The more humans have sought freedom, the more they have been ensnared by society and its institutions. These sentiments were first expressed by the French philosopher Jean-Jacques Rousseau. However, with the advent of technological innovations, many have echoed the sentiment that “technology has ruined us.” A particularly striking revelation came from the Israeli philosopher Yuval Noah Harari, who in his book “21 Lessons for the 21st Century,” predicted that in ten years, corporations would know better what an individual wants.

The issue extends beyond human desires and aspirations to the very essence of humanity: the purpose of life and an individual’s mission. Historically, even before modern technology, individuals did not have full control over their destinies. Religion, a powerful force, often dictated the reasons for one’s existence, duties in life, and destiny. Critics argue that, despite this control, there was still space for heretical ideas to flourish and form new sects, such as the Veer Shaiva sect, which led to the Lingayat sect.

What has changed in the last 30 years? All agree that the past three decades have seen rapid transformations. Today, people can discuss the next day’s menu with their daughters from any country, communicate with employees globally via Zoom or Google Talk, and enjoy conveniences like ordering meals or booking tickets from home. This new reality blurs the line between what is real and virtual, creating a “plastic world” where personal connections and emotional sharing have diminished. People lack shoulders to cry on.

These developments have not sparked a revolution in terms of redistributing power, privilege, and prestige. Instead, power and resources have become more concentrated. Prestige remains subjective and cannot be enforced. Some attempt to control even this.

So, what has changed? Technology. It has transformed every aspect of life, particularly in the field of information. The world has indeed become a global village, where instant communication and online activities, such as board meetings, exams, and recruitment tests, are now commonplace.

One significant innovation is the miniaturization of chips and gadgets through nanotechnology. This progress has been so rapid that people have barely noticed its pace.

The process of self-discovery is now in the hands of others. It sounds strange but true. Today, every aspect of life—lifestyle, travel, leisure, music—is designed not by individuals but by the market. Career options are predetermined, and prestigious institutions like Ivy League schools dictate choices. Parenting styles are pre-programmed. Creativity in robotics comes from their creators, not the robots themselves. Advertisements on platforms like YouTube and television dictate preferences, branding dissenters as idiots.
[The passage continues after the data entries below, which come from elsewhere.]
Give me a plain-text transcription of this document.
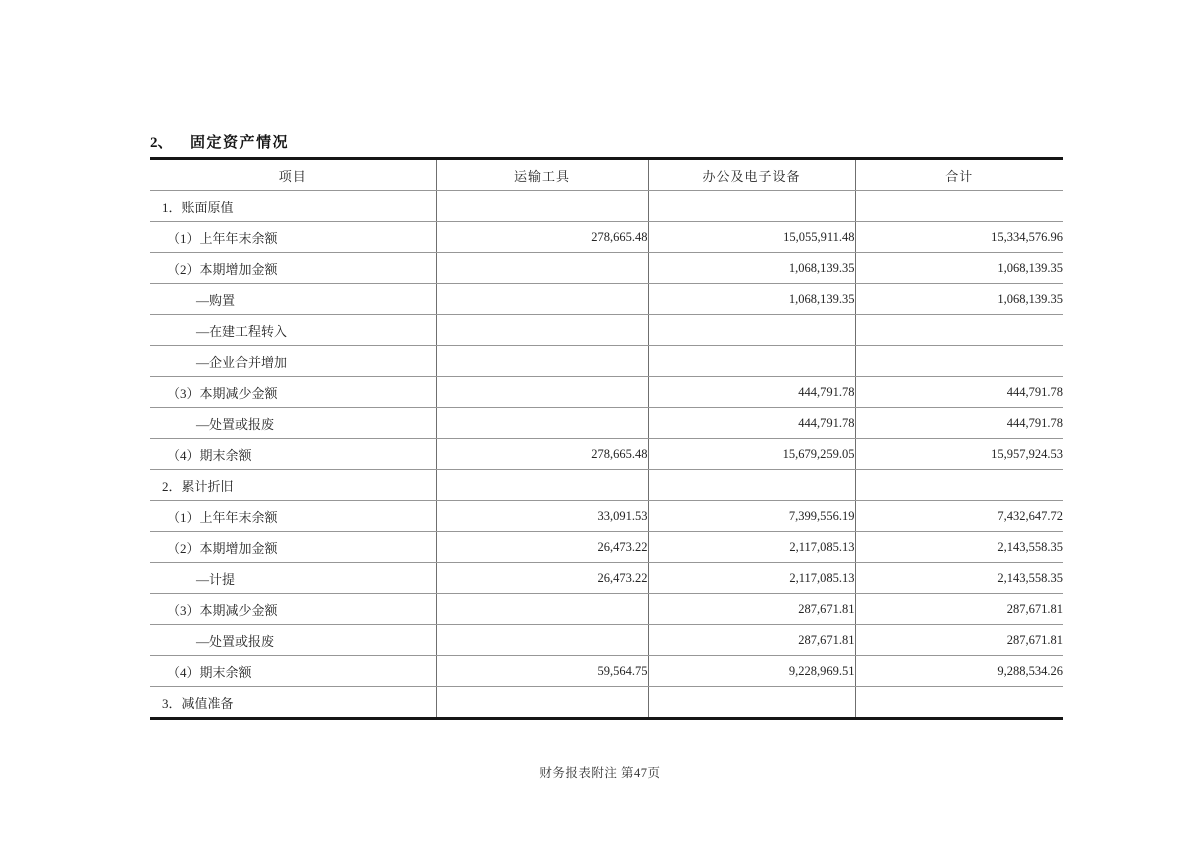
2、 固定资产情况
项目	运输工具	办公及电子设备	合计
1．账面原值			
（1）上年年末余额	278,665.48	15,055,911.48	15,334,576.96
（2）本期增加金额		1,068,139.35	1,068,139.35
—购置		1,068,139.35	1,068,139.35
—在建工程转入			
—企业合并增加			
（3）本期减少金额		444,791.78	444,791.78
—处置或报废		444,791.78	444,791.78
（4）期末余额	278,665.48	15,679,259.05	15,957,924.53
2．累计折旧			
（1）上年年末余额	33,091.53	7,399,556.19	7,432,647.72
（2）本期增加金额	26,473.22	2,117,085.13	2,143,558.35
—计提	26,473.22	2,117,085.13	2,143,558.35
（3）本期减少金额		287,671.81	287,671.81
—处置或报废		287,671.81	287,671.81
（4）期末余额	59,564.75	9,228,969.51	9,288,534.26
3．减值准备			
财务报表附注 第47页
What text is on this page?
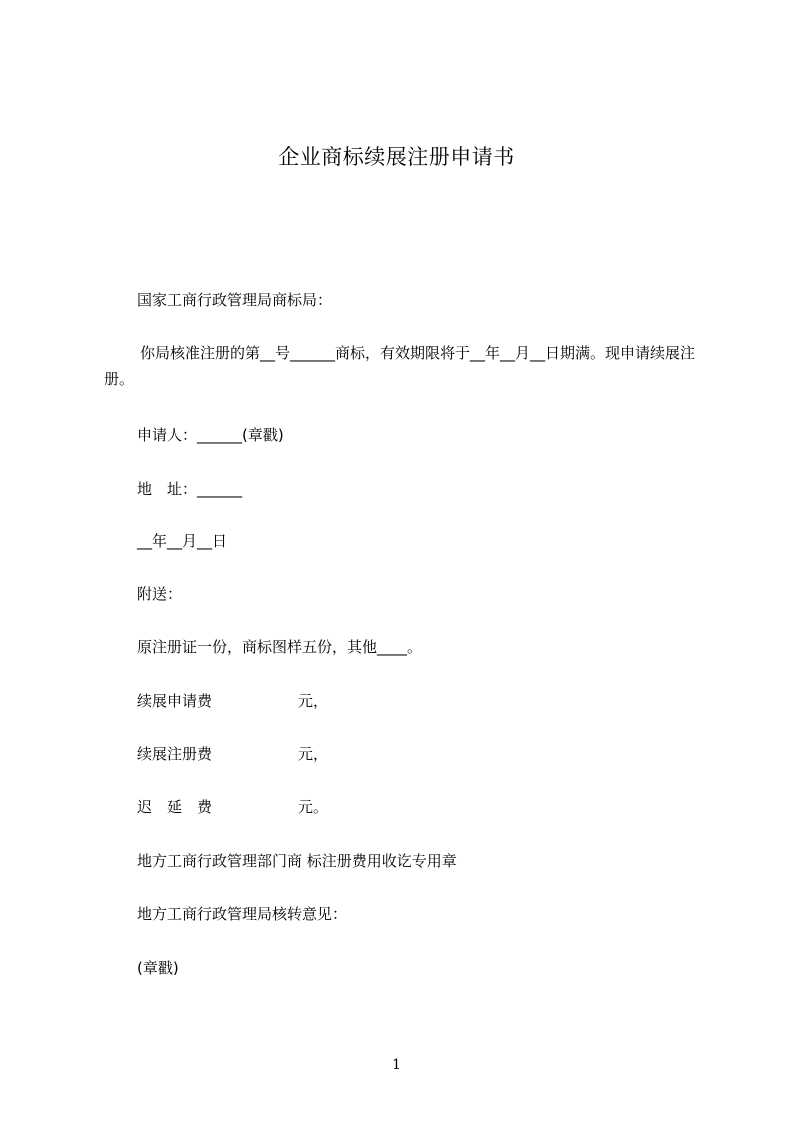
企业商标续展注册申请书
国家工商行政管理局商标局：
你局核准注册的第__号______商标，有效期限将于__年__月__日期满。现申请续展注册。
申请人：______(章戳)
地　址：______
__年__月__日
附送：
原注册证一份，商标图样五份，其他____。
续展申请费	元，
续展注册费	元，
迟　延　费	元。
地方工商行政管理部门商 标注册费用收讫专用章
地方工商行政管理局核转意见：
(章戳)
1
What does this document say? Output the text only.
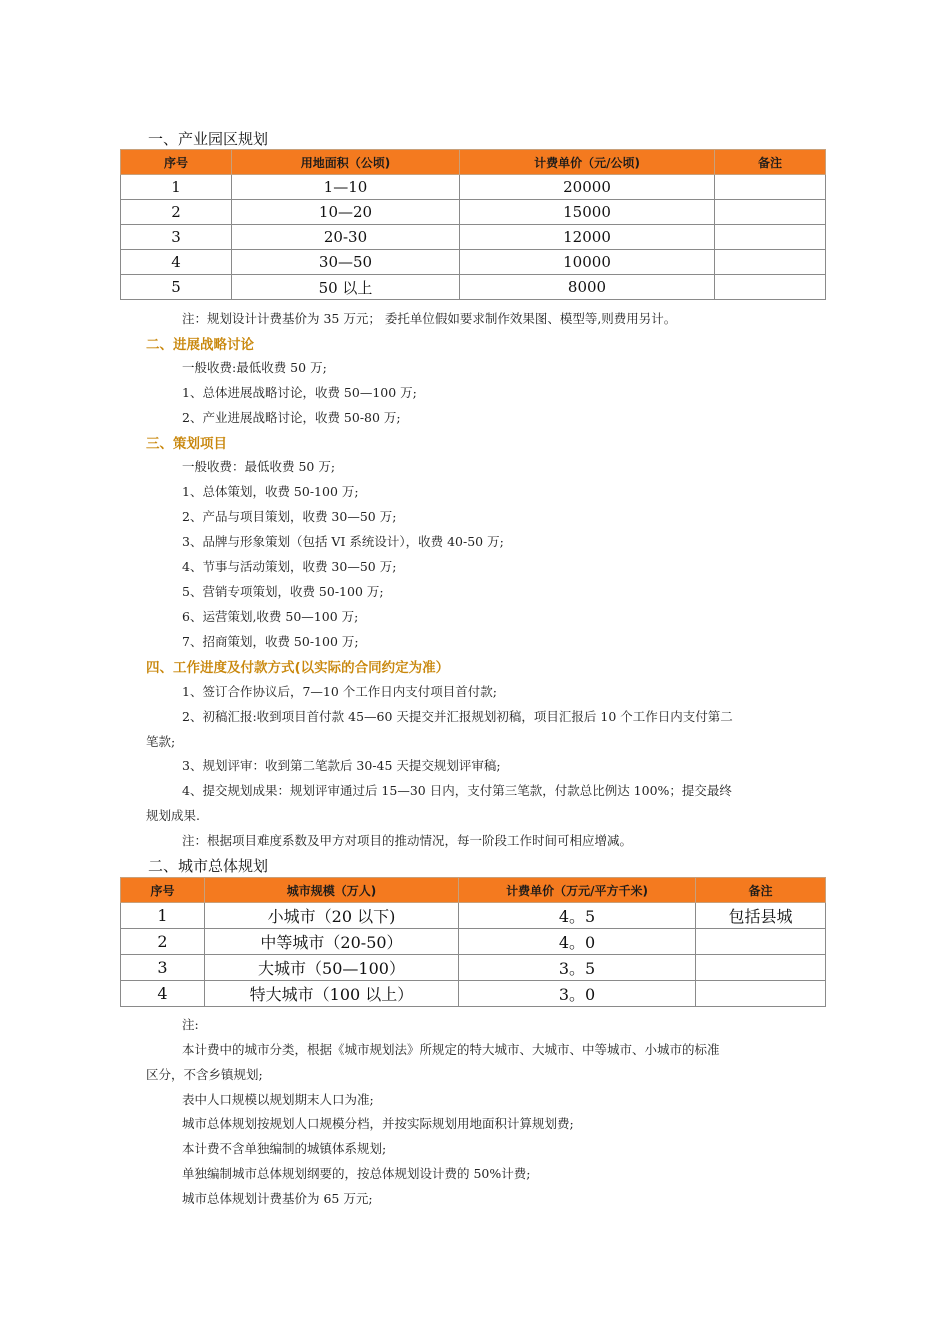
一、产业园区规划
序号	用地面积（公顷)	计费单价（元/公顷)	备注
1	1—10	20000	
2	10—20	15000	
3	20-30	12000	
4	30—50	10000	
5	50 以上	8000	
注：规划设计计费基价为 35 万元； 委托单位假如要求制作效果图、模型等,则费用另计。
二、进展战略讨论
一般收费:最低收费 50 万;
1、总体进展战略讨论，收费 50—100 万;
2、产业进展战略讨论，收费 50-80 万;
三、策划项目
一般收费：最低收费 50 万;
1、总体策划，收费 50-100 万;
2、产品与项目策划，收费 30—50 万;
3、品牌与形象策划（包括 VI 系统设计），收费 40-50 万;
4、节事与活动策划，收费 30—50 万;
5、营销专项策划，收费 50-100 万;
6、运营策划,收费 50—100 万;
7、招商策划，收费 50-100 万;
四、工作进度及付款方式(以实际的合同约定为准）
1、签订合作协议后，7—10 个工作日内支付项目首付款;
2、初稿汇报:收到项目首付款 45—60 天提交并汇报规划初稿，项目汇报后 10 个工作日内支付第二
笔款;
3、规划评审：收到第二笔款后 30-45 天提交规划评审稿;
4、提交规划成果：规划评审通过后 15—30 日内，支付第三笔款，付款总比例达 100%；提交最终
规划成果.
注：根据项目难度系数及甲方对项目的推动情况，每一阶段工作时间可相应增减。
二、城市总体规划
序号	城市规模（万人)	计费单价（万元/平方千米)	备注
1	小城市（20 以下)	4。5	包括县城
2	中等城市（20-50）	4。0	
3	大城市（50—100）	3。5	
4	特大城市（100 以上）	3。0	
注:
本计费中的城市分类，根据《城市规划法》所规定的特大城市、大城市、中等城市、小城市的标准
区分，不含乡镇规划;
表中人口规模以规划期末人口为准;
城市总体规划按规划人口规模分档，并按实际规划用地面积计算规划费;
本计费不含单独编制的城镇体系规划;
单独编制城市总体规划纲要的，按总体规划设计费的 50%计费;
城市总体规划计费基价为 65 万元;
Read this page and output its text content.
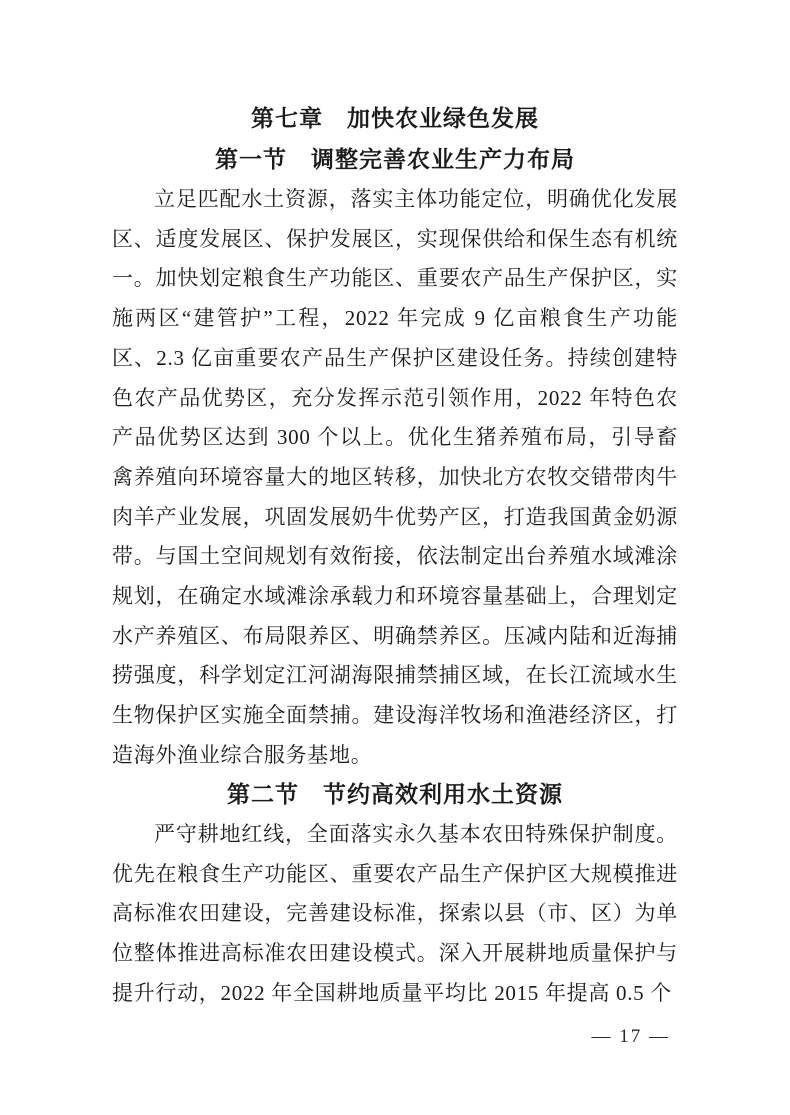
第七章　加快农业绿色发展
第一节　调整完善农业生产力布局
立足匹配水土资源，落实主体功能定位，明确优化发展区、适度发展区、保护发展区，实现保供给和保生态有机统一。加快划定粮食生产功能区、重要农产品生产保护区，实施两区“建管护”工程，2022 年完成 9 亿亩粮食生产功能区、2.3 亿亩重要农产品生产保护区建设任务。持续创建特色农产品优势区，充分发挥示范引领作用，2022 年特色农产品优势区达到 300 个以上。优化生猪养殖布局，引导畜禽养殖向环境容量大的地区转移，加快北方农牧交错带肉牛肉羊产业发展，巩固发展奶牛优势产区，打造我国黄金奶源带。与国土空间规划有效衔接，依法制定出台养殖水域滩涂规划，在确定水域滩涂承载力和环境容量基础上，合理划定水产养殖区、布局限养区、明确禁养区。压减内陆和近海捕捞强度，科学划定江河湖海限捕禁捕区域，在长江流域水生生物保护区实施全面禁捕。建设海洋牧场和渔港经济区，打造海外渔业综合服务基地。
第二节　节约高效利用水土资源
严守耕地红线，全面落实永久基本农田特殊保护制度。优先在粮食生产功能区、重要农产品生产保护区大规模推进高标准农田建设，完善建设标准，探索以县（市、区）为单位整体推进高标准农田建设模式。深入开展耕地质量保护与提升行动，2022 年全国耕地质量平均比 2015 年提高 0.5 个
— 17 —
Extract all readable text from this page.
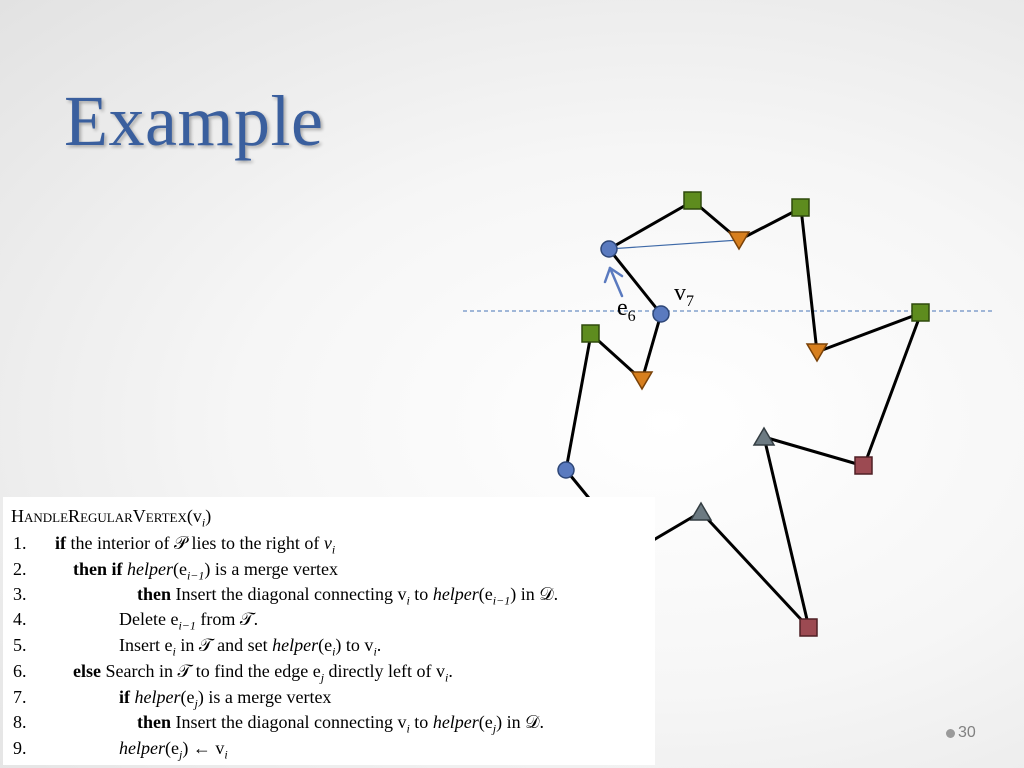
Example
$v_7$
$e_6$
$HandleRegularVertex(v_i)$
1. if the interior of 𝒫 lies to the right of $v_i$
2.	then if $helper(e_{i-1})$ is a merge vertex
3.	then Insert the diagonal connecting $v_i$ to $helper(e_{i-1})$ in 𝒟.
4.	Delete $e_{i-1}$ from 𝒯.
5.	Insert $e_i$ in 𝒯 and set $helper(e_i)$ to $v_i$.
6.	else Search in 𝒯 to find the edge $e_j$ directly left of $v_i$.
7.	if $helper(e_j)$ is a merge vertex
8.	then Insert the diagonal connecting $v_i$ to $helper(e_j)$ in 𝒟.
9.	$helper(e_j)$ ← $v_i$
30
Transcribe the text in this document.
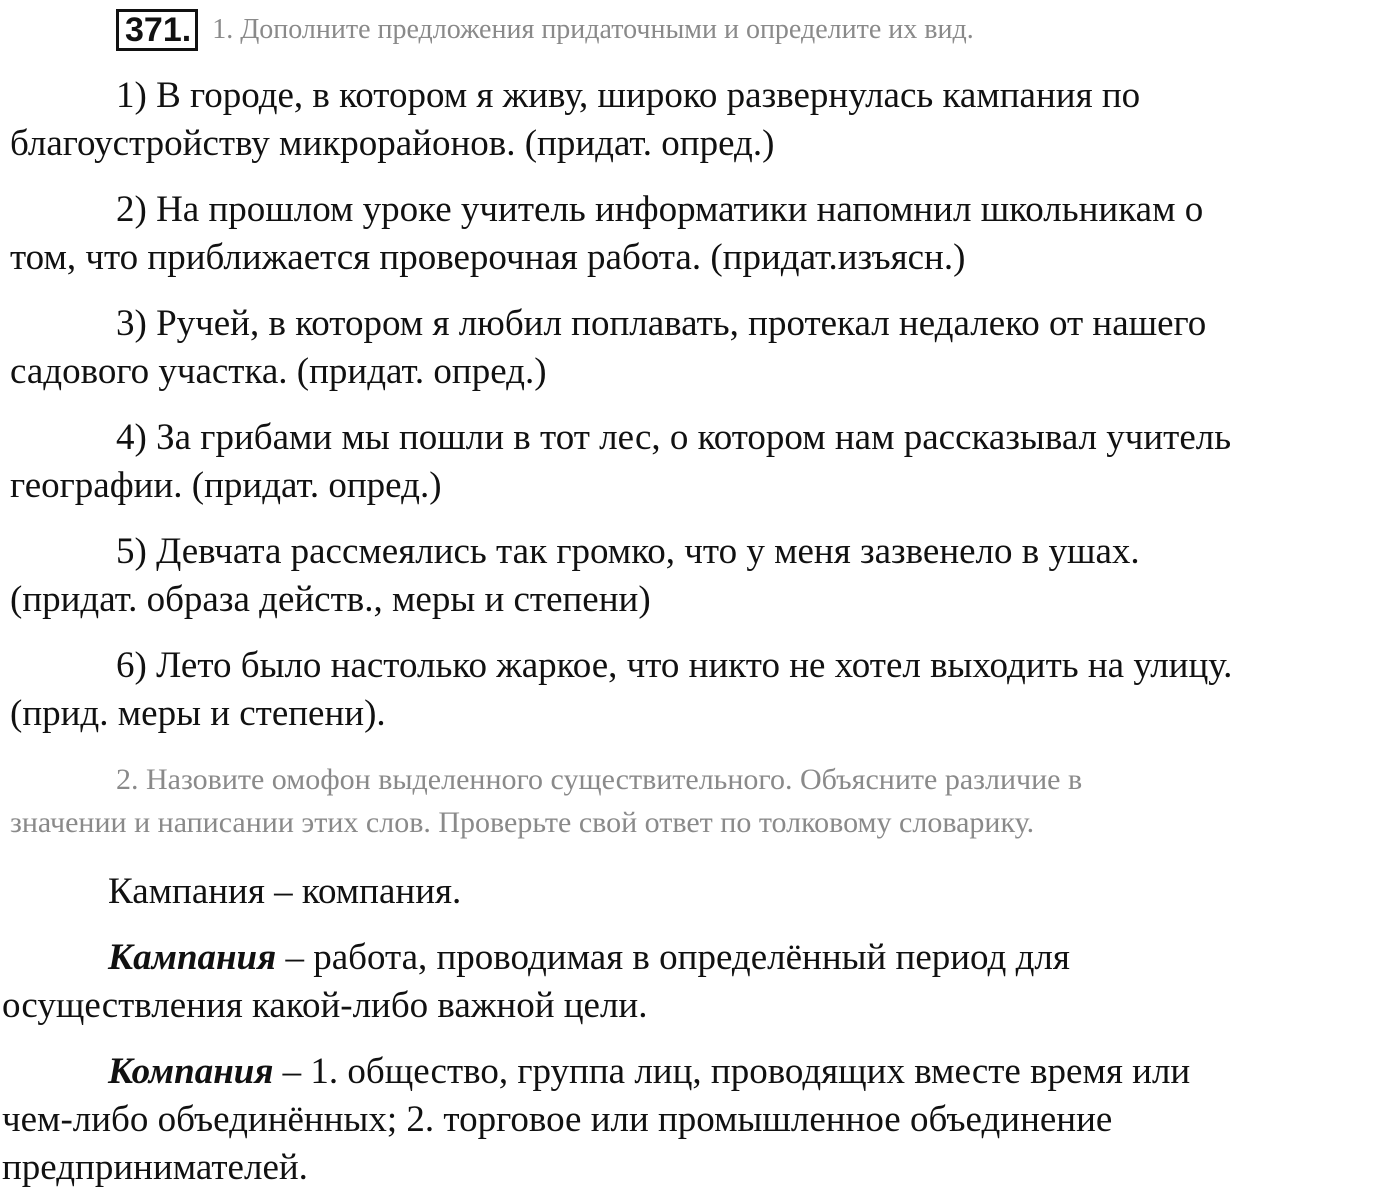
371. 1. Дополните предложения придаточными и определите их вид.

1) В городе, в котором я живу, широко развернулась кампания по
благоустройству микрорайонов. (придат. опред.)

2) На прошлом уроке учитель информатики напомнил школьникам о
том, что приближается проверочная работа. (придат.изъясн.)

3) Ручей, в котором я любил поплавать, протекал недалеко от нашего
садового участка. (придат. опред.)

4) За грибами мы пошли в тот лес, о котором нам рассказывал учитель
географии. (придат. опред.)

5) Девчата рассмеялись так громко, что у меня зазвенело в ушах.
(придат. образа действ., меры и степени)

6) Лето было настолько жаркое, что никто не хотел выходить на улицу.
(прид. меры и степени).

2. Назовите омофон выделенного существительного. Объясните различие в
значении и написании этих слов. Проверьте свой ответ по толковому словарику.

Кампания – компания.

Кампания – работа, проводимая в определённый период для
осуществления какой-либо важной цели.

Компания – 1. общество, группа лиц, проводящих вместе время или
чем-либо объединённых; 2. торговое или промышленное объединение
предпринимателей.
Adolescents and young people, who once expressed love over a cup of tea at a local dhaba, now follow pre-scripted rituals like bending on one knee with a bouquet on Valentine’s Day. Career paths are also preplanned, with parents imposing their dreams on children, a practice that has always existed.

Rebels have always existed, as exemplified by the witty Charlie Chaplin in his 1936 film “Modern Times,” which critiqued technology. He conveyed that technology should serve humans, not enslave them. Today, people mistakenly believe they are independent, but they rely on their routines and technology.

Michel Foucault described post-modern society as regimented, akin to a prison or asylum, with people under constant surveillance and programmed to think in a prescribed manner. Despite living in democratic societies, people face undemocratic rulers. Historically, rebels were respected and seen as societal guides. In contrast, today’s exceptional individuals are often labeled as mad or derailed and are abused rather than adored. The technological society is not a liberating one.

In conclusion, while technology has advanced remarkably, it has both positive and negative consequences. Technology is the cornerstone of human superiority, enabling progress from the savage age to the hypersonic age. However, when controlled by those who lack humanism, it can be highly destructive. As De Tocqueville noted, the current system may have many merits, but it lacks humanism. Modern technology is immensely powerful and can be both constructive and destructive. Riding the technological tiger is bold, but we must ensure it does not devour us.